The 1916 Rising was not like 1798 and the Presbyterian-led United Irishmen’s rebellion where Protestant and Catholic fought alongside each other.
Neither is it like the Battle of the Boyne in 1690 where King William, the Prince of Orange, used his elite Catholic troops – the Dutch Royal Blues – to cross the river and strategically win the battle.
Of course, republicans may try to muddy the historical waters by insisting that a small number of the Irish Volunteers or members of the Irish Citizen Army who took part in the failed 1916 coup were actually from the Protestant tradition.
Likewise, given the ethnic cleansing policies against the pro-Union community by the Provisional IRA during the Troubles, especially by its so-called East Tyrone and South Armagh ‘brigades’, does the Sinn Fein leadership really expect Unionists to attend events honouring dead IRA terrorists?
There is a major difference between an Irish nationalist who donned the military uniform of the 16th Irish Division and fought German soldiers in the Great War, often in hand to hand combat, and the Provisional IRA terrorist who sneaks into a town and plants a no-warning bomb at the Cenotaph in Enniskillen aimed at killing civilians.
That’s why calls from republican elected representatives for the pro-Union community to attend Easter Rising events ring hallow just because a few Sinn Fein representatives have attended wreath laying ceremonies to mark all religions who served in the First and Second World wars.
Just as the republican movement has weaponised the Irish language – a language which Sinn Fein conveniently forgets was saved from extinction by mainstream Presbyterians – so too republicans seemed to have even weaponised the dead.
While republicans should have the freedom to honour those they consider to be their ‘patriotic dead’, they should not force those ceremonies on other people.
My cousin was an RUC Reservist killed on duty in Tyrone by an IRA booby-trap bomb in the Seventies.
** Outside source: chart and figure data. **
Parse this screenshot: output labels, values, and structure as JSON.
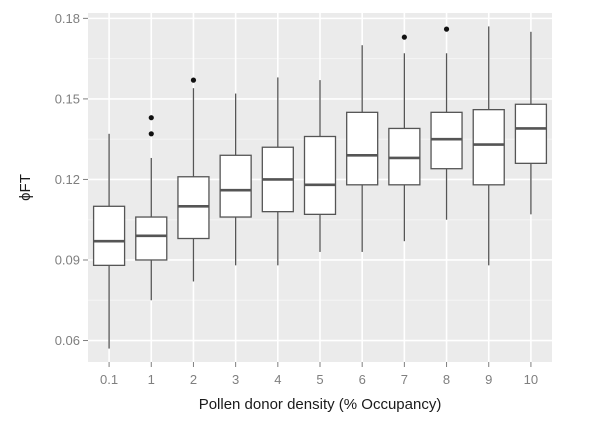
{
  "chart_data": {
    "type": "box",
    "xlabel": "Pollen donor density (% Occupancy)",
    "ylabel": "ϕFT",
    "ylim": [
      0.052,
      0.182
    ],
    "y_ticks": [
      "0.06",
      "0.09",
      "0.12",
      "0.15",
      "0.18"
    ],
    "categories": [
      "0.1",
      "1",
      "2",
      "3",
      "4",
      "5",
      "6",
      "7",
      "8",
      "9",
      "10"
    ],
    "grid": true,
    "colors": {
      "panel": "#ebebeb",
      "grid_major": "#ffffff",
      "grid_minor": "#f5f5f5",
      "box_fill": "#ffffff",
      "box_line": "#555555",
      "outlier": "#111111"
    },
    "boxes": [
      {
        "category": "0.1",
        "min": 0.057,
        "q1": 0.088,
        "median": 0.097,
        "q3": 0.11,
        "max": 0.137,
        "outliers": []
      },
      {
        "category": "1",
        "min": 0.075,
        "q1": 0.09,
        "median": 0.099,
        "q3": 0.106,
        "max": 0.128,
        "outliers": [
          0.137,
          0.143
        ]
      },
      {
        "category": "2",
        "min": 0.082,
        "q1": 0.098,
        "median": 0.11,
        "q3": 0.121,
        "max": 0.154,
        "outliers": [
          0.157
        ]
      },
      {
        "category": "3",
        "min": 0.088,
        "q1": 0.106,
        "median": 0.116,
        "q3": 0.129,
        "max": 0.152,
        "outliers": []
      },
      {
        "category": "4",
        "min": 0.088,
        "q1": 0.108,
        "median": 0.12,
        "q3": 0.132,
        "max": 0.158,
        "outliers": []
      },
      {
        "category": "5",
        "min": 0.093,
        "q1": 0.107,
        "median": 0.118,
        "q3": 0.136,
        "max": 0.157,
        "outliers": []
      },
      {
        "category": "6",
        "min": 0.093,
        "q1": 0.118,
        "median": 0.129,
        "q3": 0.145,
        "max": 0.17,
        "outliers": []
      },
      {
        "category": "7",
        "min": 0.097,
        "q1": 0.118,
        "median": 0.128,
        "q3": 0.139,
        "max": 0.167,
        "outliers": [
          0.173
        ]
      },
      {
        "category": "8",
        "min": 0.105,
        "q1": 0.124,
        "median": 0.135,
        "q3": 0.145,
        "max": 0.167,
        "outliers": [
          0.176
        ]
      },
      {
        "category": "9",
        "min": 0.088,
        "q1": 0.118,
        "median": 0.133,
        "q3": 0.146,
        "max": 0.177,
        "outliers": []
      },
      {
        "category": "10",
        "min": 0.107,
        "q1": 0.126,
        "median": 0.139,
        "q3": 0.148,
        "max": 0.175,
        "outliers": []
      }
    ]
  }
}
Does Sinn Fein actually expect me to attend any ceremony which ‘commemorates’ IRA terrorists who served in the East Tyrone ‘brigade’?
One of my chums was also an RUC Reservist; he was shot dead by the IRA in Ballymena in the Seventies as he walked home. Does Sinn Fein also think I would attend any ‘ceremony’ to mark its so-called North Antrim ‘brigade’?
Republicans also hold regular commemorations to remember the eight IRA terrorists from the East Tyrone ‘brigade’ who were shot dead by the SAS in the Loughgall ambush in May 1987.
One of the terrorists shot dead was Sinn Fein councillor Jim Lynagh, nicknamed the Executioner. He once turned up outside a church to shoot my late dad, Rev Dr Robert Coulter MBE, a Presbyterian minister and a former North Antrim UUP MLA.
Fortunately, the church service finished ahead of schedule and dad had left the area. Does Sinn Fein actually believe that I, as a life-long Unionist, would seriously attend any ‘commemoration’ to Lynagh and his fellow terrorists?
Republicans may crow that the late Queen Elizabeth II, as part of a state visit to Southern Ireland, laid a wreath at the Garden of Remembrance memorial to Irish folk who fought the British during the War of Independence.
However, that does not mean that relatives of loved ones murdered by the Provisional IRA will be queuing up to attend any so-called ‘commemoration’ events organised by the republican movement. Republicans really need to get a better understanding of the word ‘context’.
Dr John Coulter has been a journalist since 1978.